Diagnostics Log Files

[Microsoft.SharePoint.SPResource]::GetString("DiagnosticsLogsDescription")

returns

View and analyze merged log files from the all servers in the farm

These values supports our theory, that the library was created and filled by these methods.

 

Next, I’ve used the following PowerShell script to look for the failed merge jobs in the time range when the files in the Central Administration have been created:

$farm = Get-SPFarm
$from = "3/21/2015 12:00:00 AM"
$to = "3/21/2015 6:00:00 AM"
$farm.TimerService.JobHistoryEntries | ? {($_.StartTime -gt $from) -and ($_.StartTime -lt $to) -and ($_.Status -eq "Failed") -and ($_.JobDefinitionTitle -like "Collection of log files from server *")}

The result:

image

As you can see, in our case there were errors on both farm member servers, for example, the storage space was not enough on one of them. After the jobs have failed, the aggregated files were not deleted from the Diagnostics Log Files document library of the Central Administration.

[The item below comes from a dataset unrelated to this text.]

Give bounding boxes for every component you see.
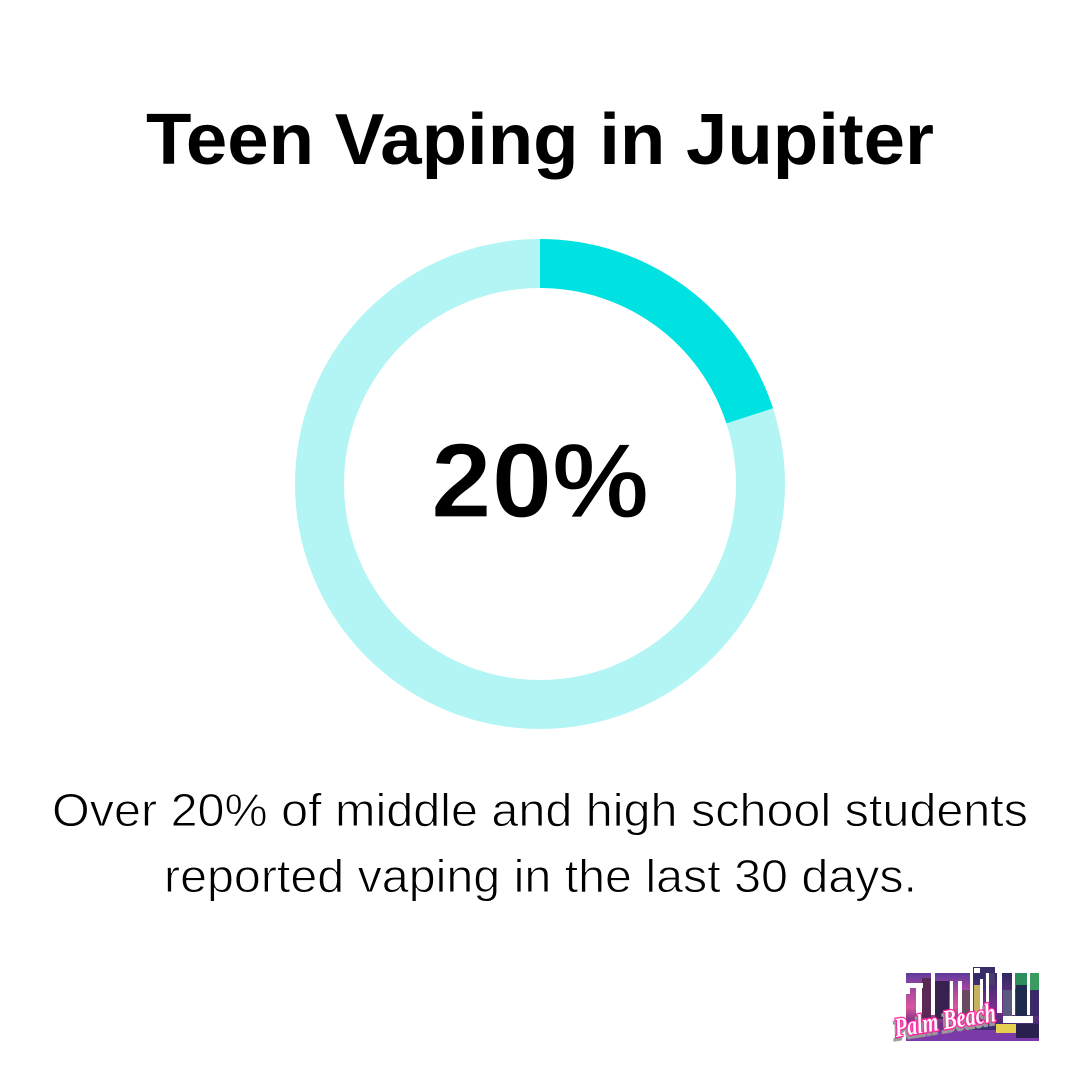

Since even a successful execution of the Merge-SPLogFile cmdlet can temporarily increase the size of the Central Administration content database considerably, and the effect of the failed executions is not only temporary (and particularly large, if it happens several times and is combined with verbose logging), SharePoint administrators should be aware of these facts, consider them when planning database sizes and / or take an extra maintenance step to remove the rest of failed merge processes from the Diagnostics Log Files document library regularly. As far as I see, the issue hits SharePoint 2010 and 2013 as well.